Publié le 23 avril 2018

Vertigo est un forum international sur la création et l’innovation en musique, art, design, architecture, en lien avec les technologies numériques, dont l’approche est pluridisciplinaire, artistique et scientifique, épistémologique et politique. Pour sa deuxième édition, l’Ircam organise une rencontre autour de « coder-décoder le monde  », concomitamment à l’inauguration des expositions « Coder le monde » et « Ryoji Ikeda ».

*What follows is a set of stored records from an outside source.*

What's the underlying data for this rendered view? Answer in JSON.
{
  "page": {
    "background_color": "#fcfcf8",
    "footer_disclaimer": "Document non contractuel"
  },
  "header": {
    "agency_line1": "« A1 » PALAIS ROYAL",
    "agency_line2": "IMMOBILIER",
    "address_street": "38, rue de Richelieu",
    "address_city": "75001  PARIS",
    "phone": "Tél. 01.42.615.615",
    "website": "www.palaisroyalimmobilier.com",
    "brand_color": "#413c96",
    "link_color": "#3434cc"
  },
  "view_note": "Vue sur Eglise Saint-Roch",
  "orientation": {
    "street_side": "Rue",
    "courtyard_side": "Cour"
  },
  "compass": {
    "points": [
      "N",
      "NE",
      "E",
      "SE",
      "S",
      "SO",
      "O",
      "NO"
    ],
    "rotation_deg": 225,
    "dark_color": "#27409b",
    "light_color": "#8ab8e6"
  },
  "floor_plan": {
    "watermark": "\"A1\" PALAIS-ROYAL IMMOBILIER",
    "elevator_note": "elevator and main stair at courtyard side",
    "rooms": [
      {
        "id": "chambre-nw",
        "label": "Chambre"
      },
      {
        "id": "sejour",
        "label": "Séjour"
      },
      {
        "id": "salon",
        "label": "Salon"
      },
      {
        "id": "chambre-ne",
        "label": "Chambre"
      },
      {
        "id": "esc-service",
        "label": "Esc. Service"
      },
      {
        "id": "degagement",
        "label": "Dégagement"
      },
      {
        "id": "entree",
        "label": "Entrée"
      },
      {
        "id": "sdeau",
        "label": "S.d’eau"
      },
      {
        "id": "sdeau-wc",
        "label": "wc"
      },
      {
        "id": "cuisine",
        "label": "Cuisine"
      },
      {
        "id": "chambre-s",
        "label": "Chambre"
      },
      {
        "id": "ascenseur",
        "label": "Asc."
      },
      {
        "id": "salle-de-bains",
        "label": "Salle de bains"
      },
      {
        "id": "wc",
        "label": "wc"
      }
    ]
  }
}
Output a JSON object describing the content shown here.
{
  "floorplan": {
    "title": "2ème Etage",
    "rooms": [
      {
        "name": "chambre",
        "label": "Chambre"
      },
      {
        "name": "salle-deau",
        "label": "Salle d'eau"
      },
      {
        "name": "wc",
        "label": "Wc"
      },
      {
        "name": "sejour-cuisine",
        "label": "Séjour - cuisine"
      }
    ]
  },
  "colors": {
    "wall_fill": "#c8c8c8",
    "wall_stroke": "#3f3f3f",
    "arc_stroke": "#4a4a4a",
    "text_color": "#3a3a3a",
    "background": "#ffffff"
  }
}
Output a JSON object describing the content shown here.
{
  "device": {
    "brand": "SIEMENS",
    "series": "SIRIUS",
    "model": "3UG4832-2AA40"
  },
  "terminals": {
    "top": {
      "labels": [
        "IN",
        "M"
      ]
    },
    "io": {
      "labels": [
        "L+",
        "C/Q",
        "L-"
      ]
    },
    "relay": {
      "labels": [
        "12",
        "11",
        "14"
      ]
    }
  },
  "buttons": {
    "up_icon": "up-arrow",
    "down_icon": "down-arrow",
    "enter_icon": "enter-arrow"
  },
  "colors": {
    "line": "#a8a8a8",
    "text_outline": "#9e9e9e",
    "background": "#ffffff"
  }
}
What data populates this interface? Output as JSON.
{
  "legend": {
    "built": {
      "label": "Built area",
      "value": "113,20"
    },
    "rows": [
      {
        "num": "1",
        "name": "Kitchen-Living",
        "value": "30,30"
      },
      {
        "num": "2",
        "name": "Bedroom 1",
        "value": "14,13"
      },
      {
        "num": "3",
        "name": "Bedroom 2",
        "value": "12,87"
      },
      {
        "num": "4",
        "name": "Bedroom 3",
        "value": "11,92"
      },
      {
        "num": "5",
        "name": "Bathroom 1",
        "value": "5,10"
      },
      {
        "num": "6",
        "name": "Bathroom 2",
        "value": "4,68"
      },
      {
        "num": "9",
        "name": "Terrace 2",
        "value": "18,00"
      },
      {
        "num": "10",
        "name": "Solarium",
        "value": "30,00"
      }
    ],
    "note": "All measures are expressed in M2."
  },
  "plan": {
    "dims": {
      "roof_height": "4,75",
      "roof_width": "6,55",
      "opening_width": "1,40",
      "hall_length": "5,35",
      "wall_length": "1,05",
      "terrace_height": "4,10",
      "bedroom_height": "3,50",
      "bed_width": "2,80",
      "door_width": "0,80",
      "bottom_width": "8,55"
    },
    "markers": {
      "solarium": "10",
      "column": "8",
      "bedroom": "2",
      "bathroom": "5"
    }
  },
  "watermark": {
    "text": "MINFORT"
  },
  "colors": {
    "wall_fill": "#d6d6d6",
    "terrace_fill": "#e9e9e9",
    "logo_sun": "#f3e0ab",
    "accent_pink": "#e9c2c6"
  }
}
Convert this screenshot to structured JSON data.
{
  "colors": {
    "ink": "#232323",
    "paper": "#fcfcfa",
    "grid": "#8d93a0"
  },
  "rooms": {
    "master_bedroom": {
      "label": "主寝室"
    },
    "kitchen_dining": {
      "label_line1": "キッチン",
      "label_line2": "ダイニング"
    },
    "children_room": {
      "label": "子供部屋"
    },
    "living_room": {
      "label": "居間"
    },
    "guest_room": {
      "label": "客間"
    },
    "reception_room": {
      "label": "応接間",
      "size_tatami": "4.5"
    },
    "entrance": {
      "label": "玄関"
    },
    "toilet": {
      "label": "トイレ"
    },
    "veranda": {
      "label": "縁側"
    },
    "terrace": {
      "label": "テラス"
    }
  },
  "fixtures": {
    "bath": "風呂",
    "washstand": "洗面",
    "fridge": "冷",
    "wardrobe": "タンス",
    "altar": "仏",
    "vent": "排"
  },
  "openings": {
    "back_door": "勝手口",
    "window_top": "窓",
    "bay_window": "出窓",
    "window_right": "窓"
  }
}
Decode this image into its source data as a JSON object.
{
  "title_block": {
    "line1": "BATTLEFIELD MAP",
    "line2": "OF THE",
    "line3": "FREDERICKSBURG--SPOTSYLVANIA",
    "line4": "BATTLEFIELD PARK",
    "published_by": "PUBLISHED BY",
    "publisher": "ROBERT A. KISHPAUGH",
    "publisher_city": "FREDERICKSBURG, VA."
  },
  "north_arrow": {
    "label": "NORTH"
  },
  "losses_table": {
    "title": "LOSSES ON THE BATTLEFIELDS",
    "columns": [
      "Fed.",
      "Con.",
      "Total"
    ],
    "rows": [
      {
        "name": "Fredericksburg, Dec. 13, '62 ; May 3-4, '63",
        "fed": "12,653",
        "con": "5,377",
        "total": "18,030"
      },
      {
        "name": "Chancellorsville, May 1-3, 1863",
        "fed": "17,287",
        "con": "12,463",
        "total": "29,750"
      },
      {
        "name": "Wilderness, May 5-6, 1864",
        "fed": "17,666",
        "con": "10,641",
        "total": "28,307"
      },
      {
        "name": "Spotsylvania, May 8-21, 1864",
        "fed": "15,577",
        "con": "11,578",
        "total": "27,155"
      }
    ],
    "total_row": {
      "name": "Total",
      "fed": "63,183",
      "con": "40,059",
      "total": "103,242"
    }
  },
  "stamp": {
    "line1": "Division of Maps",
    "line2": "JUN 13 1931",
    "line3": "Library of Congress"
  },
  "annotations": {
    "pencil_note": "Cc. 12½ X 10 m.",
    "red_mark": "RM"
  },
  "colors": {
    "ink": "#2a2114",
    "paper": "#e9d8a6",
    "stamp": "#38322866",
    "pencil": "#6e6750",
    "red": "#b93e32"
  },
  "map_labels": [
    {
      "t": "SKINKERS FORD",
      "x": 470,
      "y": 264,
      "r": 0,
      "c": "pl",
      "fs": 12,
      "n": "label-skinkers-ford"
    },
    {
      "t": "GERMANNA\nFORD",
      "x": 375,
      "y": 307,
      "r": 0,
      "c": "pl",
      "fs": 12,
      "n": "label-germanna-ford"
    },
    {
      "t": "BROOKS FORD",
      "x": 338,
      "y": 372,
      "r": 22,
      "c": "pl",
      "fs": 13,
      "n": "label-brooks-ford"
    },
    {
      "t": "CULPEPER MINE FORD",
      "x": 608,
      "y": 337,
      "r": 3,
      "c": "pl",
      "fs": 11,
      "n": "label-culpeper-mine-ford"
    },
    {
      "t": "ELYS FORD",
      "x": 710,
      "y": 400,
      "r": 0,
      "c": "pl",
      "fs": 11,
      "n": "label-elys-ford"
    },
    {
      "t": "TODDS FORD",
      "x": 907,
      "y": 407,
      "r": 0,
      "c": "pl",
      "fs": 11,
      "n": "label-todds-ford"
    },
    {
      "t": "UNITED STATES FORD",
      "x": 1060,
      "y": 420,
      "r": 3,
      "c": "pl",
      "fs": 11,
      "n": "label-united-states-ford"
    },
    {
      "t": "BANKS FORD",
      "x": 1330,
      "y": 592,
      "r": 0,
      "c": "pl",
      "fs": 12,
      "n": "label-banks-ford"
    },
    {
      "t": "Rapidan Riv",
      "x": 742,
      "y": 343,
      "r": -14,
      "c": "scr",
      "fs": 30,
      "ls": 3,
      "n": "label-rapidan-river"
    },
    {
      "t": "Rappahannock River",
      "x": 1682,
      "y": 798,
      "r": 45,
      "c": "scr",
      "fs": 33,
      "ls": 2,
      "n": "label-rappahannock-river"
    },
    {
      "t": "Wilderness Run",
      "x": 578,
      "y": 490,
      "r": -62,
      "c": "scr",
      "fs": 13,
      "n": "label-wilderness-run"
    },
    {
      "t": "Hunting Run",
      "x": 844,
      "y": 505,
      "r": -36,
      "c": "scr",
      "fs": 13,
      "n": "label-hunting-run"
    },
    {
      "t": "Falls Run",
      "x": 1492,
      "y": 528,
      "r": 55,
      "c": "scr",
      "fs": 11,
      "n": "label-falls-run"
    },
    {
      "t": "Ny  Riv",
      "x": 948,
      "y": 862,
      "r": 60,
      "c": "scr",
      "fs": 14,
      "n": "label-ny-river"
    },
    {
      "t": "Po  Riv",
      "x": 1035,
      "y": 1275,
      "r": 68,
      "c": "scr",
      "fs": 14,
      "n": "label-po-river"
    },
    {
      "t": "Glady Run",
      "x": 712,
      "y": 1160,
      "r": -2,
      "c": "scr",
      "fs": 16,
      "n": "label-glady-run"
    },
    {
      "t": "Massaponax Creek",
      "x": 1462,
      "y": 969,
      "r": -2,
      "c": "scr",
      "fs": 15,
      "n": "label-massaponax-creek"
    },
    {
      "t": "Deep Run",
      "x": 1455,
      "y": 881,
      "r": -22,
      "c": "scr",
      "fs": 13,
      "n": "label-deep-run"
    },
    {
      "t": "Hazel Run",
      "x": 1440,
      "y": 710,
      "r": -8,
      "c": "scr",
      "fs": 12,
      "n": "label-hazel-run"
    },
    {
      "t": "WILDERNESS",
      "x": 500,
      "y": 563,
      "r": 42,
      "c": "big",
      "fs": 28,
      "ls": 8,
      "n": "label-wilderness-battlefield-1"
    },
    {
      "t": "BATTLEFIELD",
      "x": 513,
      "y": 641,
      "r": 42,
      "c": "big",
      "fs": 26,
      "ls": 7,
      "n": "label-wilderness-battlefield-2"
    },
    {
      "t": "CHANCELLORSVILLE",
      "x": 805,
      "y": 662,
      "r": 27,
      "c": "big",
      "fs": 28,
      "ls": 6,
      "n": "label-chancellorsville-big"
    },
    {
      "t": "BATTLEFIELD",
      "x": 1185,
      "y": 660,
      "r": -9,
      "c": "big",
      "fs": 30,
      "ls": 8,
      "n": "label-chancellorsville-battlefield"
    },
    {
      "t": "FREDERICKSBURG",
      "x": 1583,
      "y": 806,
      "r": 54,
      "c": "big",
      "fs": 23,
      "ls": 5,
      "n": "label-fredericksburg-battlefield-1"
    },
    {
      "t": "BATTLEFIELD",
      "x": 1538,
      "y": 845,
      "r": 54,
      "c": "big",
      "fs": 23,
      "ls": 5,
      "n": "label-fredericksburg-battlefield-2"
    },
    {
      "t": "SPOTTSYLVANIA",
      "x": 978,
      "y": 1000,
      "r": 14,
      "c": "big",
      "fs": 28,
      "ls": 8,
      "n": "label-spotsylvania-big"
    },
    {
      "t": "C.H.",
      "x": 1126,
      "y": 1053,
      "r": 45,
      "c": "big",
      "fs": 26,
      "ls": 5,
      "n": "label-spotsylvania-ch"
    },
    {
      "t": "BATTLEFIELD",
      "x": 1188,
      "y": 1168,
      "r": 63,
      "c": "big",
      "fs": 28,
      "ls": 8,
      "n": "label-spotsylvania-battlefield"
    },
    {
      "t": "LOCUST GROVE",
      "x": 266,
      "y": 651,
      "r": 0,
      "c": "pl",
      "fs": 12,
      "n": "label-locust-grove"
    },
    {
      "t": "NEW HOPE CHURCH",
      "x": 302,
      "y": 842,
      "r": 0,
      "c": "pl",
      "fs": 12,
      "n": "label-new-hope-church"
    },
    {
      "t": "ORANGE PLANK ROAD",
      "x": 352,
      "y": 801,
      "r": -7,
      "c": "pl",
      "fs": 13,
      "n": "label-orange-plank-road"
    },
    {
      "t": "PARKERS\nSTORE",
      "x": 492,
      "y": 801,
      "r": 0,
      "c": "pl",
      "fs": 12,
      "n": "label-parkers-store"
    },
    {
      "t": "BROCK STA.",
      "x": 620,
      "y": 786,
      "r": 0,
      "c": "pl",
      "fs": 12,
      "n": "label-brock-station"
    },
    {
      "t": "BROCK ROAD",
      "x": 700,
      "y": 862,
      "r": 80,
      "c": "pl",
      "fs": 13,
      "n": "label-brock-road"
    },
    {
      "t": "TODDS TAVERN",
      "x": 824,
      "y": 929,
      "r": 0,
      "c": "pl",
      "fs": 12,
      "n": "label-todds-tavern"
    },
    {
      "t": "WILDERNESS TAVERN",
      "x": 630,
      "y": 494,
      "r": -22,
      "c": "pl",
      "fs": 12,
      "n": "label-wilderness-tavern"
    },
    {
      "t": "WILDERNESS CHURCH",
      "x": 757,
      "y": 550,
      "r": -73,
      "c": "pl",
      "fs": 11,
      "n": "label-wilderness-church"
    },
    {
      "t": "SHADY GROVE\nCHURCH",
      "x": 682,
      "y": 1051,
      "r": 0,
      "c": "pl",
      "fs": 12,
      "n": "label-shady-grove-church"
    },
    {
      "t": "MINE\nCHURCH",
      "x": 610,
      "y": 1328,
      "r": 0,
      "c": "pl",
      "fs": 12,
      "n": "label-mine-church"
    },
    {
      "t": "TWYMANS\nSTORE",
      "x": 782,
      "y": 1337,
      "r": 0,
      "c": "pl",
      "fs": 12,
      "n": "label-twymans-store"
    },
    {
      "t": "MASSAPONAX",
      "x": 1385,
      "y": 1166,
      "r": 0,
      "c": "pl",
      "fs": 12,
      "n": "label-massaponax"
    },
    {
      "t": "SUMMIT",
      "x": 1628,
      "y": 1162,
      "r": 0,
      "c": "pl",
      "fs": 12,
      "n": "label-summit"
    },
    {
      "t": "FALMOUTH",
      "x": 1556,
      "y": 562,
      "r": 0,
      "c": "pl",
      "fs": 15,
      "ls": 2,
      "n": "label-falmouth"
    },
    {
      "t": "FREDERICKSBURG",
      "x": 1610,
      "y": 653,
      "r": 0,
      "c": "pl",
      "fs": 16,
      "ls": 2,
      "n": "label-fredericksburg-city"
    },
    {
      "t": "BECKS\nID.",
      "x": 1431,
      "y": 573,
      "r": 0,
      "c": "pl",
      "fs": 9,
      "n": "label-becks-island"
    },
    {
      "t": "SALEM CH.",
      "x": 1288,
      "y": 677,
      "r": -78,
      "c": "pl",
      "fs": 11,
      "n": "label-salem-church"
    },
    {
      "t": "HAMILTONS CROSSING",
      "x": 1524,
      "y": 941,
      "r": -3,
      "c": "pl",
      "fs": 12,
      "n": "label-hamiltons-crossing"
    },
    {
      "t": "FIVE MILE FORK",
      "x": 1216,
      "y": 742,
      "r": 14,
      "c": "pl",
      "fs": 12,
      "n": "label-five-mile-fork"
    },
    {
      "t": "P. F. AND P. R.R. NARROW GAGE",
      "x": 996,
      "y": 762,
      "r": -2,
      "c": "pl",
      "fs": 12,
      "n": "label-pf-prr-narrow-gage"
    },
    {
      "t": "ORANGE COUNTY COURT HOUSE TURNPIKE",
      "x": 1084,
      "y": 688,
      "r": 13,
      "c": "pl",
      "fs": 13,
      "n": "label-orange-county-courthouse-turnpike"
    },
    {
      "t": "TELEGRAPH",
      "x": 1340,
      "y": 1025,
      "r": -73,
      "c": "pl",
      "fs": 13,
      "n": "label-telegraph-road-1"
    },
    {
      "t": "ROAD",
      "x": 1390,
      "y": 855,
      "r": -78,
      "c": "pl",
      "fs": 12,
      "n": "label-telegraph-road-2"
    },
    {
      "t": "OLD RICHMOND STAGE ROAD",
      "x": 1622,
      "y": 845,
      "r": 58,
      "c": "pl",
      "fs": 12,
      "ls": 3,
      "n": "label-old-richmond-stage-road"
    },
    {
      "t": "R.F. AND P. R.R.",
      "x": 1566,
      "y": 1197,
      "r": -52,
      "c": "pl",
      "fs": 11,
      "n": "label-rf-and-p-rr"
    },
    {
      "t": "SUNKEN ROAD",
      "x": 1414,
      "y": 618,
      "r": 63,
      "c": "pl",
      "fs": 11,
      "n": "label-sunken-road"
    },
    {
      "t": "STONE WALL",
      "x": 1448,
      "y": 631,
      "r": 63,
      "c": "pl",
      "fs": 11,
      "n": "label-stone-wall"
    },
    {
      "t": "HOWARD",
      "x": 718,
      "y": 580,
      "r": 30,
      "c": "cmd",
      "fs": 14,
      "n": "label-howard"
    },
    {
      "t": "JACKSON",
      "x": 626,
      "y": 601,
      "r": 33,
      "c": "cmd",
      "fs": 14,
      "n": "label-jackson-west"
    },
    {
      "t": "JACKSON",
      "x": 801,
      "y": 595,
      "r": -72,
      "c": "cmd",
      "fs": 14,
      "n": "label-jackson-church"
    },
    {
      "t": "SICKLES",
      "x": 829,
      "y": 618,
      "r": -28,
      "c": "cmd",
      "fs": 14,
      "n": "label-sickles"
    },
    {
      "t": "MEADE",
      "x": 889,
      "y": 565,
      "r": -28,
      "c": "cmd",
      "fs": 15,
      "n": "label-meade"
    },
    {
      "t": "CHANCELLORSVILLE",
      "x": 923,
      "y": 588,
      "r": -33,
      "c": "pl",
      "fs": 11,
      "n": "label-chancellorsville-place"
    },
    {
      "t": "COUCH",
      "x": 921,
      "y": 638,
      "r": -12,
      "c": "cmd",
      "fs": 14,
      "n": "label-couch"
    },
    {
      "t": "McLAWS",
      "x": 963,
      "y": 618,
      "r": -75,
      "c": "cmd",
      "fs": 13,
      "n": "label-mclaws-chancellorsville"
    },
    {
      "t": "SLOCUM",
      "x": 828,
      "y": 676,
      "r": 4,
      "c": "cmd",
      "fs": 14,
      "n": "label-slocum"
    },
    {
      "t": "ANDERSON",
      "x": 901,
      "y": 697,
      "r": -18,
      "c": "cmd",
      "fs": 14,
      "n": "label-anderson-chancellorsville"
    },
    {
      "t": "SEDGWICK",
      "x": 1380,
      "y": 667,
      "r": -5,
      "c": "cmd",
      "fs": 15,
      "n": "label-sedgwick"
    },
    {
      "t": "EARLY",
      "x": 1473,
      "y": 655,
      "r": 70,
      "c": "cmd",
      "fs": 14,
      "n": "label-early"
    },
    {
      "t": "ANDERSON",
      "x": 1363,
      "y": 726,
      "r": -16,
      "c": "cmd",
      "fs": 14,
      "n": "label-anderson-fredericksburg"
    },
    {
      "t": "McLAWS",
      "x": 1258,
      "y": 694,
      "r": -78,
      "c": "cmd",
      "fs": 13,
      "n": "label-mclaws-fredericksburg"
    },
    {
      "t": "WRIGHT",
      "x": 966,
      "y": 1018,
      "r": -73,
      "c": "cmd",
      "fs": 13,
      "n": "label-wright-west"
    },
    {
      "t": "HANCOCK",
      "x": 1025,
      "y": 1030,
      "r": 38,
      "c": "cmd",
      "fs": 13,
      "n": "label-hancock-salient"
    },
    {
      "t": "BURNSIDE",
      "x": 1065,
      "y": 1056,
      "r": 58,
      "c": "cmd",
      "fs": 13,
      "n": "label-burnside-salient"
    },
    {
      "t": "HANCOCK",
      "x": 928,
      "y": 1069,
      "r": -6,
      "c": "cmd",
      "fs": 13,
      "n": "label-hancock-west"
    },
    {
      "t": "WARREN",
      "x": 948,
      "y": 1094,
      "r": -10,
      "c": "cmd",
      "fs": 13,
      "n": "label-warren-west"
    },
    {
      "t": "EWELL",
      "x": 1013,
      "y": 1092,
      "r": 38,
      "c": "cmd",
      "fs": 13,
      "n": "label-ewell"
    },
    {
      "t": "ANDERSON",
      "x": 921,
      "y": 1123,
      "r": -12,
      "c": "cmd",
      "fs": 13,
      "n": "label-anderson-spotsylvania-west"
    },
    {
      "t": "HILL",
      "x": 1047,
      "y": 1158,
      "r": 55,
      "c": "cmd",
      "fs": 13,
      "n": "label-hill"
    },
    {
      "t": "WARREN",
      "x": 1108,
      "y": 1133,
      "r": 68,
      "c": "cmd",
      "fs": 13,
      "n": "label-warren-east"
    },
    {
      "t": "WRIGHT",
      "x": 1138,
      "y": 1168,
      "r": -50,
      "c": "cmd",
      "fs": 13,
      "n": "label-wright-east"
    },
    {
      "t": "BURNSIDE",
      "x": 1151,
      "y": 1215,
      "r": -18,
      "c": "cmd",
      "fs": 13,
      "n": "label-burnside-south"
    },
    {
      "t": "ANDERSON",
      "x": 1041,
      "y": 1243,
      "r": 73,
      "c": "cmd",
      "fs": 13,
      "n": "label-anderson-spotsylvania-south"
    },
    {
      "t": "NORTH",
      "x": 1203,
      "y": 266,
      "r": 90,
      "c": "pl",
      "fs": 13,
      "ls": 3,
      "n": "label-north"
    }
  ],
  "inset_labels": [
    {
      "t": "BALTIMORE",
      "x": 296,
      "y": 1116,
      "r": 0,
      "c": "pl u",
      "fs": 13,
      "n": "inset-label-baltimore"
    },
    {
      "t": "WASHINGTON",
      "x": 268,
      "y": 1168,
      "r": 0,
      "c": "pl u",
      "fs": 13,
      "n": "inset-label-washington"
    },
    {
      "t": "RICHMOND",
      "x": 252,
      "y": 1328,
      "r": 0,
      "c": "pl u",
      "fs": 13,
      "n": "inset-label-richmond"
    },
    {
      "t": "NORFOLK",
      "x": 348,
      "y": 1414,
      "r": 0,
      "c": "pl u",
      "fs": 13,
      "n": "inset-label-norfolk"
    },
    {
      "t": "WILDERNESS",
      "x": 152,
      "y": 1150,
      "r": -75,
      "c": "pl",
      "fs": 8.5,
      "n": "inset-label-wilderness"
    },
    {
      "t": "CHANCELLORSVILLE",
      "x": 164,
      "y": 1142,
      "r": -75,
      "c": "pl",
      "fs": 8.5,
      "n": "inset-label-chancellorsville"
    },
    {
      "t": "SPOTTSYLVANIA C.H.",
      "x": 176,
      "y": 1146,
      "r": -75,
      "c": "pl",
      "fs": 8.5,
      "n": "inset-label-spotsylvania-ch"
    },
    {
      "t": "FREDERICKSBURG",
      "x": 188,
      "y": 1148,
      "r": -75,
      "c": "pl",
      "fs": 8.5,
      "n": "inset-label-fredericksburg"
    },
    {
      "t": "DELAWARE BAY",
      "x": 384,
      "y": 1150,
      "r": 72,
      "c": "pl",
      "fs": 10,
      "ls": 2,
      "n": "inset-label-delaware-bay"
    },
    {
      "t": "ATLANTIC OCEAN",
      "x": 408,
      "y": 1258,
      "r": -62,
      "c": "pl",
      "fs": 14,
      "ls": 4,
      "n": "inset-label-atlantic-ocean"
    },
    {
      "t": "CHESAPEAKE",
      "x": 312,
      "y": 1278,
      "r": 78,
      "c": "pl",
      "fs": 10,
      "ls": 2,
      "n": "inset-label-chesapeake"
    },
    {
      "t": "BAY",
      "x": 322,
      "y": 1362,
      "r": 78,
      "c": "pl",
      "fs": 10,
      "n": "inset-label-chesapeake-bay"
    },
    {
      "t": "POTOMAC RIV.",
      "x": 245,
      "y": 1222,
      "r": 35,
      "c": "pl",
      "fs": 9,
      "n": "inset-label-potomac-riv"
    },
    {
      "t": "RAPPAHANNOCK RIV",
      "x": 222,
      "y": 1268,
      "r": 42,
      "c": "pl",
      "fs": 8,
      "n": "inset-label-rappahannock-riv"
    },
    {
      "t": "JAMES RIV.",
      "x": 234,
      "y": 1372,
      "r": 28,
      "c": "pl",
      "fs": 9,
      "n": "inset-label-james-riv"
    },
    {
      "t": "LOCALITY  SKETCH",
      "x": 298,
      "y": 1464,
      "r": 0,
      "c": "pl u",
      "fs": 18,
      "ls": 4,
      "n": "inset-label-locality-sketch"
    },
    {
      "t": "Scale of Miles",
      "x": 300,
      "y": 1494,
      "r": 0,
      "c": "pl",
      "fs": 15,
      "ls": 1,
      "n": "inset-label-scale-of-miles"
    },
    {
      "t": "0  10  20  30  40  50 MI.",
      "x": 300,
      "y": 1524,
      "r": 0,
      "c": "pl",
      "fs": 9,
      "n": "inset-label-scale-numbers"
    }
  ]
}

En informatique, le code désigne à la fois la représentation numérique des contenus et la formalisation de leur calcul. L’enjeu de ces rencontres est d’abord de présenter l’état de l’art de la création contemporaine dans ses usages du code : production algorithmique du matériau, nouvelles écritures et support heuristique à la créativité, dynamicité des notations et formalisation de l’interaction, etc. Si le numérique neutralise les représentations propres aux différents champs artistiques, facilitant leurs correspondances et la production d’œuvres hybrides, il convient aussi d’interroger les convergences et spécificités de leurs approches. Cette réflexion est aussi particulièrement d’actualité avec la généralisation des technologies d’intelligence artificielle, ouvrant de nouveaux procédés de génération automatique à partir de l’apprentissage massif de corpus existants et substituant déclaratif à impératif, c’est-à-dire s’attachant au résultat à obtenir et non plus au code de fabrication. Pour la création, l’utilisation des big data pose frontalement la question de l’auteur, de son autorité et de son unicité, donc aussi de son existence.

Au-delà des enjeux artistiques, la constitution de corpus documentaires numérisés et l’accès à de nouvelles méthodes de fouille de données donne lieu à une nouvelle ingénierie du savoir – un décodage du monde. C’est précisément l’objet des humanités numériques qui hybrident informatique et sciences humaines et sociales. Par la manipulation d’outils communs, des disciplines distinctes comme l’histoire, l’économie, l’esthétique, la philologie, la musicologie peuvent évoluer dans les traces, les ramifications, les masses de documents. Si ces techniques offrent une confrontation inédite de données massives au service de la recherche ou même de la création, elles posent de nouvelles questions : que faut-il collectionner et indexer, les objets et leur contexte? Ou les traces et les usages? Que devient la notion de collection ? Former / déformer / reformer des corpus relève d’un exercice académique mais aussi créateur, où la visualisation devient déterminante pour l’exploration et la représentation des collections.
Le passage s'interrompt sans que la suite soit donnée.